A heat-transferring medium used as a solid heat-spherical material located between the outer wall and the inner wall to accumulate heat energy of exhaust gas for heat exchange; And

It is installed between the outer wall and the inner wall and includes a pipe for producing steam through heat exchange,

The inner wall is open at the top and a through hole through which gas can pass is formed at the bottom.

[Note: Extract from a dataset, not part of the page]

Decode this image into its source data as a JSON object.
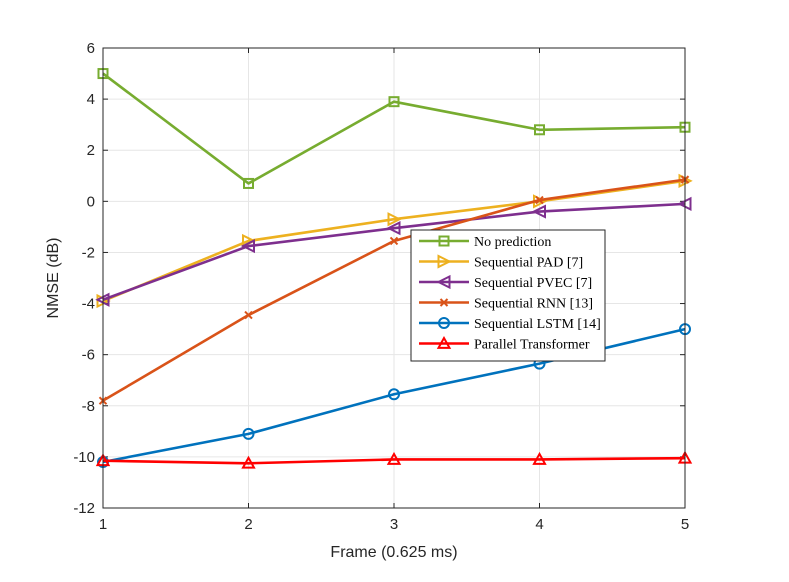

Of the exhaust gas moved to the inside of the inner wall, some is discharged through the exhaust portion and the rest is recirculated inside,

An internal recirculating pressurized oxygen burner, characterized by preheating fuel and oxidant injected into the burner by the recirculated exhaust gas.
The method according to claim 1,

The pressure (P1) at the top of the inner space of the inner wall, the pressure (P2) at the top of the inner space of the outer wall, the pressure (P3) at the bottom of the inner space of the outer wall, and the pressure (P4) at the bottom of the inner space of the inner wall ) Is a relationship of P1> P2> P3> P4.
The method according to claim 1,

An internal recirculation pressurized pure oxygen combustor, characterized in that a bottleneck structure in which a space through which exhaust gas passes is narrowed is formed on an upper portion of the inner wall.
The method according to claim 1,

An internal recirculation pressurized pure oxygen combustor, wherein the inner wall is a material for high temperature of 1300 ° C or higher.
The method according to claim 1,

The heat transfer medium is a ceramic ball, the internal recirculation pressurized oxygen oxygen burner further comprising an adjusting means for adjusting the amount of the ceramic ball located between the outer wall and the inner wall.
The method according to claim 5,

The adjustment means is connected to the lower side of the outer wall, the control space for storing the ceramic ball and the amount of ceramic balls stored in the control space can be adjusted by moving the ceramic ball while moving up and down inside the control space. An internal recirculation pressurized pure oxygen combustor comprising a height regulator.
The method according to claim 6,

The height regulator is an internal recirculating pressurized oxygen burner, characterized in that it can move up and down inside the adjustment space through a threaded structure.
The method according to claim 6,

An internal recirculating pressurized oxygen burner further comprising a device that applies vibration or shock from the outside to facilitate movement of the ceramic ball.
The method according to claim 6,

An internal recirculating pressurized oxygen burner, characterized in that a packing part for maintaining pressure is installed at the bottom of the control space.
The method according to claim 6,

The piping is an internal recirculating pressurized oxygen burner, characterized in that the heat exchange medium is arranged to repeat the rise and fall while rotating the inside once.